A Valentine treat ‘to die for’
Residents at Boulder Estates got a Valentine’s Day dinner Thursday with a murder-mystery twist
MARSHALL — It had all the makings of a special night out. Residents at Boulder Estates sat down to enjoy a steak dinner and live entertainment from the Marshall Area Stage Company. And the desserts, as Boulder Estates tenant services director Jan Mason said, really were “to die for.”
In the middle of a conversation with fellow diners, Cookie Dough, played by Emily Saad El-Dein, suddenly slumped face-down on the table. The murder weapon? A poisoned chocolate kiss.
“I saw her eat a chocolate kiss right before she died,” said Barbie Dahl, played by Sue Jants. Cookie and Barbie were both characters in “Deadly Kisses,” an original murder mystery play performed as dinner theater Thursday evening at Boulder Estates.

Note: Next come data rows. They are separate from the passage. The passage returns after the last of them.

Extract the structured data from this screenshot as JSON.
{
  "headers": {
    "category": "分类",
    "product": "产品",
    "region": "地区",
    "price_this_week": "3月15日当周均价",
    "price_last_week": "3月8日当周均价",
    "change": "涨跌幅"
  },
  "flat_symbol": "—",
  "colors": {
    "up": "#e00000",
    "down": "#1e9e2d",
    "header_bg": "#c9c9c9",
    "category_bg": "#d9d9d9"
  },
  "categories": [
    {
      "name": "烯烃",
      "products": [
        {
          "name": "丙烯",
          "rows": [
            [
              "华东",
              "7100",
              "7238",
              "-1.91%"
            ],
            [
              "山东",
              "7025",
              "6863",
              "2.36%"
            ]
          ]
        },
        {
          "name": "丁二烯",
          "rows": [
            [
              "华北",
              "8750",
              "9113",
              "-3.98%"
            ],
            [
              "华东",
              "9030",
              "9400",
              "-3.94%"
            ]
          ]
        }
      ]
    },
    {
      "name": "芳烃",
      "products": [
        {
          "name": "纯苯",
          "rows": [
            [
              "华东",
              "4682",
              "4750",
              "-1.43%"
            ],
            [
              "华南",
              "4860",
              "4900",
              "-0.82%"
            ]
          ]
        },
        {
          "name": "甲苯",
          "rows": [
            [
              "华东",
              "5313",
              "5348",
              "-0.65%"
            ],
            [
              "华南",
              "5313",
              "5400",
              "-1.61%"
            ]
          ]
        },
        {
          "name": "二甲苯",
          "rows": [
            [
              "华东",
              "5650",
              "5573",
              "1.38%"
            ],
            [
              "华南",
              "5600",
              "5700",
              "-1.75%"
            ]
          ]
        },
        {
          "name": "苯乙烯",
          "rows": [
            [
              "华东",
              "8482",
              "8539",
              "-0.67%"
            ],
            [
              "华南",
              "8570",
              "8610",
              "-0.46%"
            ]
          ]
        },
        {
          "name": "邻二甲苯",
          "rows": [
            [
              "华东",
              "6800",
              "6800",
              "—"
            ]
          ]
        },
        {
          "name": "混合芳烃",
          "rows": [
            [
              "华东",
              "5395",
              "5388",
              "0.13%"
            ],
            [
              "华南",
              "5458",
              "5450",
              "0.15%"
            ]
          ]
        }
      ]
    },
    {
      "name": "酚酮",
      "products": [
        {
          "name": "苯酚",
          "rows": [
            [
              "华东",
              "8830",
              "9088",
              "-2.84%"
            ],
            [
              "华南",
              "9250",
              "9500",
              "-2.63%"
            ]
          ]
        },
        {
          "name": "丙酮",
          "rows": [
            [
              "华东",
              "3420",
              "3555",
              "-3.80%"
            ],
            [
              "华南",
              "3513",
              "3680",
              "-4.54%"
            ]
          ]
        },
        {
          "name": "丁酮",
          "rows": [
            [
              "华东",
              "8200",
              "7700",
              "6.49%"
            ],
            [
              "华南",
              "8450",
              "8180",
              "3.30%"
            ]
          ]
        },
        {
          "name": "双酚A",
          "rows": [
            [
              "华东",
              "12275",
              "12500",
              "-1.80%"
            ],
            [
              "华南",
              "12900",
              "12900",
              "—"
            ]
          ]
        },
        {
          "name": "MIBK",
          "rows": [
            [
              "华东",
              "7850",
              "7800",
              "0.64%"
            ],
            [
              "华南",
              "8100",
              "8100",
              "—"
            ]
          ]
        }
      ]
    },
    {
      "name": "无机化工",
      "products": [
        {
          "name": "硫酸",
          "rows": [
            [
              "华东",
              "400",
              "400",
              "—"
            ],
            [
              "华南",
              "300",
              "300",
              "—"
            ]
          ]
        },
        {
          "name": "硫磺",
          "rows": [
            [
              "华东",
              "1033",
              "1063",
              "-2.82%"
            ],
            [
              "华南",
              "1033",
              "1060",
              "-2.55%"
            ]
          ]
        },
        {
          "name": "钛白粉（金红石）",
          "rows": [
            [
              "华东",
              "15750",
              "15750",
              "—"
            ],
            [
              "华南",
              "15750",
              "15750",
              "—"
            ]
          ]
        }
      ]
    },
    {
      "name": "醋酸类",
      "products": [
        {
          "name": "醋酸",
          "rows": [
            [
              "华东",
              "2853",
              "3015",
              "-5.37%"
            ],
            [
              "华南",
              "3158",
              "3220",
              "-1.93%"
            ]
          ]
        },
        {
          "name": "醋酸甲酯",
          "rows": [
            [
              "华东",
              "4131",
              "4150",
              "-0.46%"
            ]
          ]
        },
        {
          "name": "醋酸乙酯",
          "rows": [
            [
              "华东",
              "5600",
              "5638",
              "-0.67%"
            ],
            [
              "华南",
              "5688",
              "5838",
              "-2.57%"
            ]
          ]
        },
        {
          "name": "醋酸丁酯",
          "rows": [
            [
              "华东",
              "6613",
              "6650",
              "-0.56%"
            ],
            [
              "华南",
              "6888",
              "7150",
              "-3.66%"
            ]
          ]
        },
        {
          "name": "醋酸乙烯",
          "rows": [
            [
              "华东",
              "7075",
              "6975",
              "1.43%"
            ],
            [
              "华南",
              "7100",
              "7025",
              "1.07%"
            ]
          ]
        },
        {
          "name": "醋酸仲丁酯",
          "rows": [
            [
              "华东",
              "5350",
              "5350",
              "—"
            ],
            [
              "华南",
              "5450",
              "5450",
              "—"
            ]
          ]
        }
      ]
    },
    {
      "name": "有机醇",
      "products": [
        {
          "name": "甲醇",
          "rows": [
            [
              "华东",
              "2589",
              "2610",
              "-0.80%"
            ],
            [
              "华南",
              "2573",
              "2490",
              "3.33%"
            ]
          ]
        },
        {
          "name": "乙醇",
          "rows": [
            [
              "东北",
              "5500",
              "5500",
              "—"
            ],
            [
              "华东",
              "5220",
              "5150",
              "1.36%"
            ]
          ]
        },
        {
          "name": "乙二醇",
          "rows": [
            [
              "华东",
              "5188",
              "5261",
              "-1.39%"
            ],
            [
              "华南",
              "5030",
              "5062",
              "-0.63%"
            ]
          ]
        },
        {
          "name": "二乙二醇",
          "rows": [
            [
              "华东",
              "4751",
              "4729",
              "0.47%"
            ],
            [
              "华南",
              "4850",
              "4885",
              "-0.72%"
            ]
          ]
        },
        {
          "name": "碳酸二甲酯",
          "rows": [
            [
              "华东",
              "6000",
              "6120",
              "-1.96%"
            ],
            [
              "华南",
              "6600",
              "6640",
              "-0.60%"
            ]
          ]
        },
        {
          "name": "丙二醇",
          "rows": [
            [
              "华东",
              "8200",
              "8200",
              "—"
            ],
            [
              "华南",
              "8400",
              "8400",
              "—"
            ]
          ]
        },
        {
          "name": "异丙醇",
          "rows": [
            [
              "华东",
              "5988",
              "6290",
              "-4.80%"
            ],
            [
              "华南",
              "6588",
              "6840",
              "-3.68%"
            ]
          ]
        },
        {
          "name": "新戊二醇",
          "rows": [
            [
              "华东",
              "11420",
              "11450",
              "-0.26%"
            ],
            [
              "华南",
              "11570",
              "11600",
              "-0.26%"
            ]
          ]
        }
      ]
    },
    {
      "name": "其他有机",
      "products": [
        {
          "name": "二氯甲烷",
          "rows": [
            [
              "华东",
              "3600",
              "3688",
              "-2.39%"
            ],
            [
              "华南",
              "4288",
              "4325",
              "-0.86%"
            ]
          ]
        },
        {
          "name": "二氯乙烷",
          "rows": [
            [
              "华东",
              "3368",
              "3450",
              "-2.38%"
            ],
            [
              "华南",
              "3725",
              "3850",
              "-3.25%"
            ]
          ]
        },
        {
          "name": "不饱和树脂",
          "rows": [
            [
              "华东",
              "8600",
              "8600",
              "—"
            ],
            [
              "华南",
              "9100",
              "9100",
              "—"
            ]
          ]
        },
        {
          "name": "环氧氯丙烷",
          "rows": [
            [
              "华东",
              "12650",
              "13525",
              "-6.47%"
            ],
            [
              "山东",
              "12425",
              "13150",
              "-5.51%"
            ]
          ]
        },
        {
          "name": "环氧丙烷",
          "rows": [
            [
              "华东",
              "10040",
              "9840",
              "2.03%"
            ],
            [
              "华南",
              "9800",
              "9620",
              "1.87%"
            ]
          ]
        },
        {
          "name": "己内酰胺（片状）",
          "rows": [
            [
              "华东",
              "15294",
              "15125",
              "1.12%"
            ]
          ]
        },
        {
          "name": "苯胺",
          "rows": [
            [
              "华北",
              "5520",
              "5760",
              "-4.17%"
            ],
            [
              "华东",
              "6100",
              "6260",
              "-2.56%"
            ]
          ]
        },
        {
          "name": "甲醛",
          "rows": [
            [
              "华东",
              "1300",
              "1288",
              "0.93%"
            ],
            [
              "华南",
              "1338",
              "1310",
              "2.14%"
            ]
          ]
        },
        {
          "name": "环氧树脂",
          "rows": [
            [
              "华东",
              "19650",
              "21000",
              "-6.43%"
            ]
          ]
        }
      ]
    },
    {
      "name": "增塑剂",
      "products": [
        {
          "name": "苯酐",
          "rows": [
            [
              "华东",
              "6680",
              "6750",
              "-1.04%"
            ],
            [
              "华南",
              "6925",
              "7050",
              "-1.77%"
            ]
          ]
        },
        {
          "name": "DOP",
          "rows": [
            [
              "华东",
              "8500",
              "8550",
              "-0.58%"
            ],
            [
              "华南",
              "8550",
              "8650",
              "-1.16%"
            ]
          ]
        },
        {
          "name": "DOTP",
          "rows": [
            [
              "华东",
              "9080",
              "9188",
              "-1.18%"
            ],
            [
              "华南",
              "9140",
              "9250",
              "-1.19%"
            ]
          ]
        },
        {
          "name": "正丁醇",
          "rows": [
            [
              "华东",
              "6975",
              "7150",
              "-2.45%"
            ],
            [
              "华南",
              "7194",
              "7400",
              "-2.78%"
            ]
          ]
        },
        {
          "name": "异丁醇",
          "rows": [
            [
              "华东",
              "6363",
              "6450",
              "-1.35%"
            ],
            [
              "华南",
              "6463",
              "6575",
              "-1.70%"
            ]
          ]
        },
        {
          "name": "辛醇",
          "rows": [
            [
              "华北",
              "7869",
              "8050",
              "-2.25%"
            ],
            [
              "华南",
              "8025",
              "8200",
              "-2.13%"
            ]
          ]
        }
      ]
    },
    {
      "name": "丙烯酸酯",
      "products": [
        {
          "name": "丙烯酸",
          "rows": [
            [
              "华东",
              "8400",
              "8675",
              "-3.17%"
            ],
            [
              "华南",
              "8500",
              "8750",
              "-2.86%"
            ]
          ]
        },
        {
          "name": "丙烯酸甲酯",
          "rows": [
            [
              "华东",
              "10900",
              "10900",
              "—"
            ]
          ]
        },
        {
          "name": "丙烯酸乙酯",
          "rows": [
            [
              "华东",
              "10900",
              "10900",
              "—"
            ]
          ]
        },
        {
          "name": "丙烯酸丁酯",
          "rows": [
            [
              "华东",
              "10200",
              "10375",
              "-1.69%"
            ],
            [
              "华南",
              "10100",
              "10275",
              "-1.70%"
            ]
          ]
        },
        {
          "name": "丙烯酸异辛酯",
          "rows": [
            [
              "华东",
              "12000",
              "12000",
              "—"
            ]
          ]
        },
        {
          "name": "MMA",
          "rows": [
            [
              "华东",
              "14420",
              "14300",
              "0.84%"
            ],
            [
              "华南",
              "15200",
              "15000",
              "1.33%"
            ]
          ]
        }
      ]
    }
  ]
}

For one night, Boulder Estates was transformed into the S.S. Summit, where a romantic cruise suddenly goes awry with multiple murders. After being introduced to a cast of colorful characters, audience members had to help investigator Sherm Locke, played by Ross Holmberg, figure out “whodunnit.”
The idea for a dinner theater murder mystery was inspired by some of MASC’s past shows, Mason said. It seemed like something that would not only be fun to do, but would engage residents as they work to solve the mystery.

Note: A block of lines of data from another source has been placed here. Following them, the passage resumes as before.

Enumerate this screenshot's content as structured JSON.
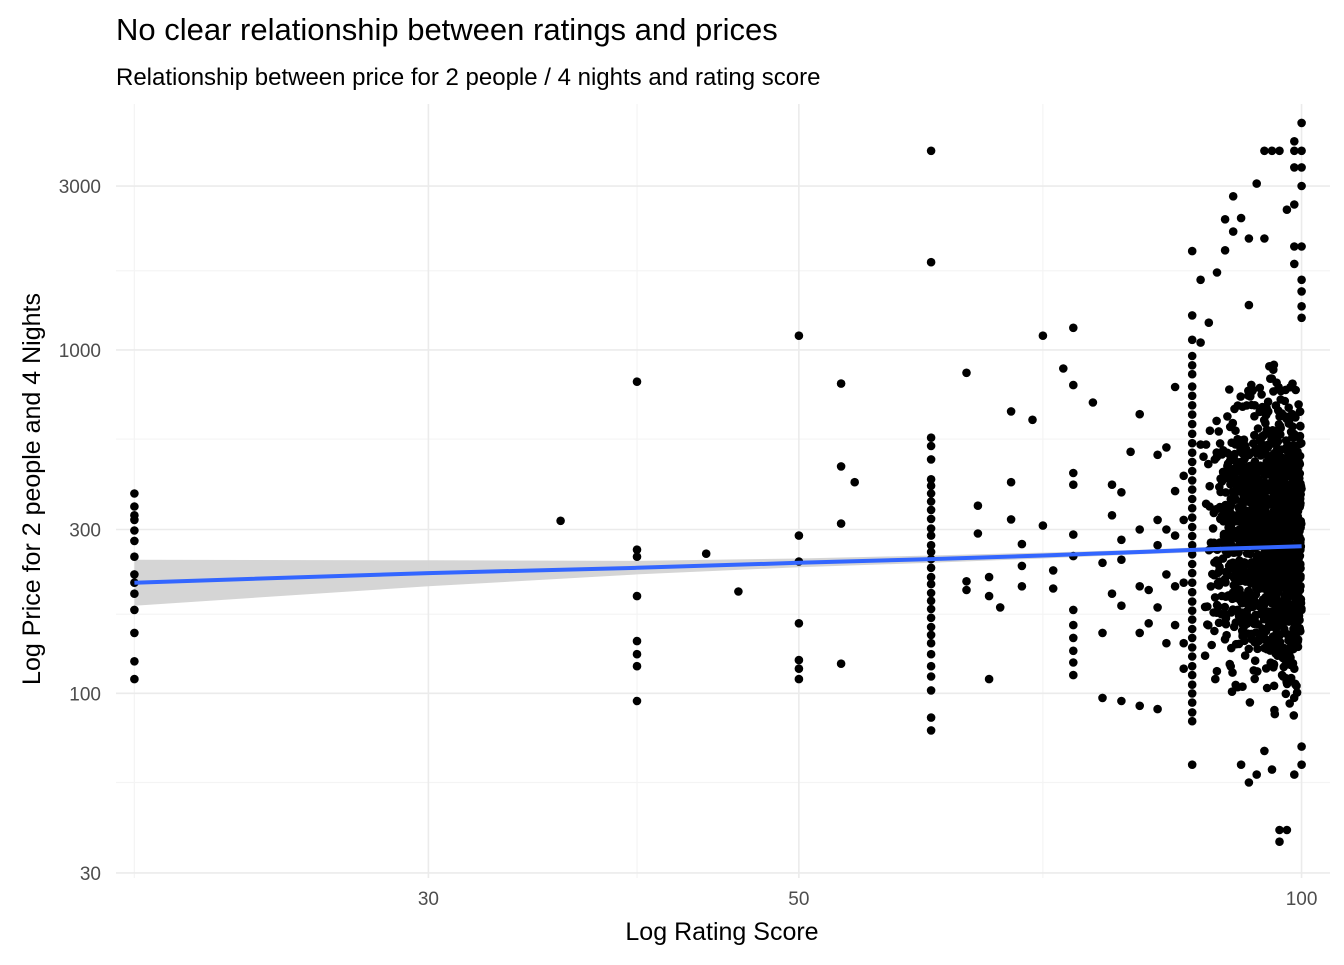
{
  "chart_data": {
    "type": "scatter",
    "title": "No clear relationship between ratings and prices",
    "subtitle": "Relationship between price for 2 people / 4 nights and rating score",
    "xlabel": "Log Rating Score",
    "ylabel": "Log Price for 2 people and 4 Nights",
    "x_scale": "log10",
    "y_scale": "log10",
    "xlim": [
      19.5,
      104
    ],
    "ylim": [
      29,
      5200
    ],
    "x_ticks": [
      30,
      50,
      100
    ],
    "x_tick_labels": [
      "30",
      "50",
      "100"
    ],
    "x_minor_gridlines": [
      20,
      40,
      70
    ],
    "y_ticks": [
      30,
      100,
      300,
      1000,
      3000
    ],
    "y_tick_labels": [
      "30",
      "100",
      "300",
      "1000",
      "3000"
    ],
    "y_minor_gridlines": [
      55,
      170,
      550,
      1700
    ],
    "grid": true,
    "legend": "none",
    "colors": {
      "points": "#000000",
      "trend_line": "#3366FF",
      "confidence_band": "#d3d3d3",
      "grid_major": "#ebebeb",
      "grid_minor": "#f4f4f4",
      "title": "#000000",
      "tick_label": "#4d4d4d"
    },
    "trend": {
      "method": "linear fit on log-log scale with confidence band",
      "x": [
        20,
        30,
        40,
        50,
        60,
        70,
        80,
        90,
        100
      ],
      "y": [
        210,
        224,
        232,
        240,
        246,
        252,
        258,
        264,
        268
      ],
      "ci_lower": [
        180,
        205,
        222,
        233,
        240,
        247,
        254,
        259,
        263
      ],
      "ci_upper": [
        245,
        244,
        243,
        247,
        252,
        257,
        262,
        268,
        273
      ]
    },
    "points": [
      [
        20,
        382
      ],
      [
        20,
        350
      ],
      [
        20,
        330
      ],
      [
        20,
        320
      ],
      [
        20,
        298
      ],
      [
        20,
        278
      ],
      [
        20,
        250
      ],
      [
        20,
        222
      ],
      [
        20,
        210
      ],
      [
        20,
        195
      ],
      [
        20,
        175
      ],
      [
        20,
        150
      ],
      [
        20,
        124
      ],
      [
        20,
        110
      ],
      [
        36,
        318
      ],
      [
        40,
        808
      ],
      [
        40,
        262
      ],
      [
        40,
        250
      ],
      [
        40,
        192
      ],
      [
        40,
        142
      ],
      [
        40,
        130
      ],
      [
        40,
        120
      ],
      [
        40,
        95
      ],
      [
        44,
        255
      ],
      [
        46,
        198
      ],
      [
        50,
        1100
      ],
      [
        50,
        288
      ],
      [
        50,
        242
      ],
      [
        50,
        160
      ],
      [
        50,
        125
      ],
      [
        50,
        118
      ],
      [
        50,
        110
      ],
      [
        53,
        798
      ],
      [
        53,
        458
      ],
      [
        53,
        312
      ],
      [
        53,
        122
      ],
      [
        54,
        412
      ],
      [
        60,
        3800
      ],
      [
        60,
        1800
      ],
      [
        60,
        555
      ],
      [
        60,
        525
      ],
      [
        60,
        480
      ],
      [
        60,
        420
      ],
      [
        60,
        402
      ],
      [
        60,
        382
      ],
      [
        60,
        362
      ],
      [
        60,
        342
      ],
      [
        60,
        322
      ],
      [
        60,
        302
      ],
      [
        60,
        288
      ],
      [
        60,
        270
      ],
      [
        60,
        258
      ],
      [
        60,
        246
      ],
      [
        60,
        232
      ],
      [
        60,
        218
      ],
      [
        60,
        208
      ],
      [
        60,
        196
      ],
      [
        60,
        186
      ],
      [
        60,
        176
      ],
      [
        60,
        166
      ],
      [
        60,
        156
      ],
      [
        60,
        148
      ],
      [
        60,
        140
      ],
      [
        60,
        130
      ],
      [
        60,
        120
      ],
      [
        60,
        112
      ],
      [
        60,
        102
      ],
      [
        60,
        85
      ],
      [
        60,
        78
      ],
      [
        63,
        858
      ],
      [
        63,
        212
      ],
      [
        63,
        200
      ],
      [
        64,
        352
      ],
      [
        64,
        292
      ],
      [
        65,
        218
      ],
      [
        65,
        192
      ],
      [
        65,
        110
      ],
      [
        66,
        178
      ],
      [
        67,
        321
      ],
      [
        67,
        412
      ],
      [
        67,
        662
      ],
      [
        68,
        272
      ],
      [
        68,
        235
      ],
      [
        68,
        205
      ],
      [
        69,
        626
      ],
      [
        70,
        1100
      ],
      [
        70,
        308
      ],
      [
        71,
        228
      ],
      [
        71,
        202
      ],
      [
        72,
        883
      ],
      [
        73,
        1160
      ],
      [
        73,
        790
      ],
      [
        73,
        438
      ],
      [
        73,
        405
      ],
      [
        73,
        290
      ],
      [
        73,
        251
      ],
      [
        73,
        175
      ],
      [
        73,
        158
      ],
      [
        73,
        145
      ],
      [
        73,
        133
      ],
      [
        73,
        123
      ],
      [
        73,
        113
      ],
      [
        75,
        703
      ],
      [
        76,
        240
      ],
      [
        76,
        150
      ],
      [
        76,
        97
      ],
      [
        77,
        405
      ],
      [
        77,
        330
      ],
      [
        77,
        195
      ],
      [
        78,
        385
      ],
      [
        78,
        280
      ],
      [
        78,
        245
      ],
      [
        78,
        180
      ],
      [
        78,
        95
      ],
      [
        79,
        505
      ],
      [
        80,
        650
      ],
      [
        80,
        300
      ],
      [
        80,
        205
      ],
      [
        80,
        150
      ],
      [
        80,
        92
      ],
      [
        81,
        200
      ],
      [
        81,
        160
      ],
      [
        82,
        495
      ],
      [
        82,
        320
      ],
      [
        82,
        270
      ],
      [
        82,
        178
      ],
      [
        82,
        90
      ],
      [
        83,
        520
      ],
      [
        83,
        300
      ],
      [
        83,
        222
      ],
      [
        83,
        140
      ],
      [
        84,
        780
      ],
      [
        84,
        388
      ],
      [
        84,
        288
      ],
      [
        84,
        205
      ],
      [
        84,
        158
      ],
      [
        85,
        430
      ],
      [
        85,
        320
      ],
      [
        85,
        210
      ],
      [
        85,
        140
      ],
      [
        85,
        118
      ],
      [
        86,
        1940
      ],
      [
        86,
        1260
      ],
      [
        86,
        1070
      ],
      [
        86,
        960
      ],
      [
        86,
        902
      ],
      [
        86,
        850
      ],
      [
        86,
        782
      ],
      [
        86,
        735
      ],
      [
        86,
        690
      ],
      [
        86,
        648
      ],
      [
        86,
        608
      ],
      [
        86,
        570
      ],
      [
        86,
        535
      ],
      [
        86,
        502
      ],
      [
        86,
        472
      ],
      [
        86,
        444
      ],
      [
        86,
        417
      ],
      [
        86,
        392
      ],
      [
        86,
        368
      ],
      [
        86,
        346
      ],
      [
        86,
        325
      ],
      [
        86,
        305
      ],
      [
        86,
        287
      ],
      [
        86,
        270
      ],
      [
        86,
        254
      ],
      [
        86,
        238
      ],
      [
        86,
        224
      ],
      [
        86,
        210
      ],
      [
        86,
        197
      ],
      [
        86,
        185
      ],
      [
        86,
        174
      ],
      [
        86,
        164
      ],
      [
        86,
        154
      ],
      [
        86,
        145
      ],
      [
        86,
        136
      ],
      [
        86,
        128
      ],
      [
        86,
        120
      ],
      [
        86,
        113
      ],
      [
        86,
        106
      ],
      [
        86,
        100
      ],
      [
        86,
        94
      ],
      [
        86,
        88
      ],
      [
        86,
        83
      ],
      [
        86,
        62
      ],
      [
        87,
        1600
      ],
      [
        87,
        1050
      ],
      [
        87,
        530
      ],
      [
        88,
        1200
      ],
      [
        89,
        1680
      ],
      [
        90,
        1950
      ],
      [
        90,
        2400
      ],
      [
        91,
        2800
      ],
      [
        91,
        2210
      ],
      [
        92,
        2420
      ],
      [
        93,
        2110
      ],
      [
        93,
        1350
      ],
      [
        94,
        3050
      ],
      [
        95,
        2110
      ],
      [
        95,
        3800
      ],
      [
        96,
        3800
      ],
      [
        97,
        3800
      ],
      [
        98,
        2560
      ],
      [
        99,
        4050
      ],
      [
        99,
        3800
      ],
      [
        99,
        3400
      ],
      [
        99,
        2650
      ],
      [
        99,
        2000
      ],
      [
        99,
        1780
      ],
      [
        92,
        62
      ],
      [
        93,
        55
      ],
      [
        94,
        58
      ],
      [
        95,
        68
      ],
      [
        96,
        60
      ],
      [
        97,
        40
      ],
      [
        97,
        37
      ],
      [
        98,
        40
      ],
      [
        99,
        58
      ],
      [
        100,
        4580
      ],
      [
        100,
        3800
      ],
      [
        100,
        3400
      ],
      [
        100,
        3000
      ],
      [
        100,
        2000
      ],
      [
        100,
        1600
      ],
      [
        100,
        1480
      ],
      [
        100,
        1340
      ],
      [
        100,
        1240
      ],
      [
        100,
        62
      ],
      [
        100,
        70
      ]
    ],
    "dense_cluster": {
      "note": "near-solid mass of points between these ratings and prices",
      "x_range": [
        87,
        100
      ],
      "y_range": [
        72,
        1080
      ],
      "count": 1400
    }
  }
}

“This time, we’re doing it for Valentine’s Day,” and offering residents a new way to celebrate, she said.
“Deadly Kisses” was written for the event by Maureen Keimig.
“I had kind of some basic ideas, and (Maureen) kind of had some basic ideas,” Mason said. “She took it from there and really worked on it.”
Besides writing the play, Keimig was also part of the cast, playing a cruise ship worker and psychic under suspicion for Cookie Dough’s murder. Mason said the cast was made up of both actors from MASC and Boulder Estates staff and residents. Judie Graffunder played piano in character as pianist Delilah Samson, and even Boulder Estates’ kitchen crew were part of the show. Nadia Palmer’s chef character got a big laugh, as she ducked out of the kitchen wearing an apron spattered in red paint.
“We just had a small mishap in the kitchen. Everything’s fine,” she told the crowd.
Through it all, it would be up to audience members to try and figure out the clues to the show’s mysteries.
“There will be some obvious, and some not-so-obvious things,” Mason said.
Mason said it was good to see the turnout for the dinner theater. News about the event spread through word-of-mouth, and by the day of the show, about 100 people were signed up.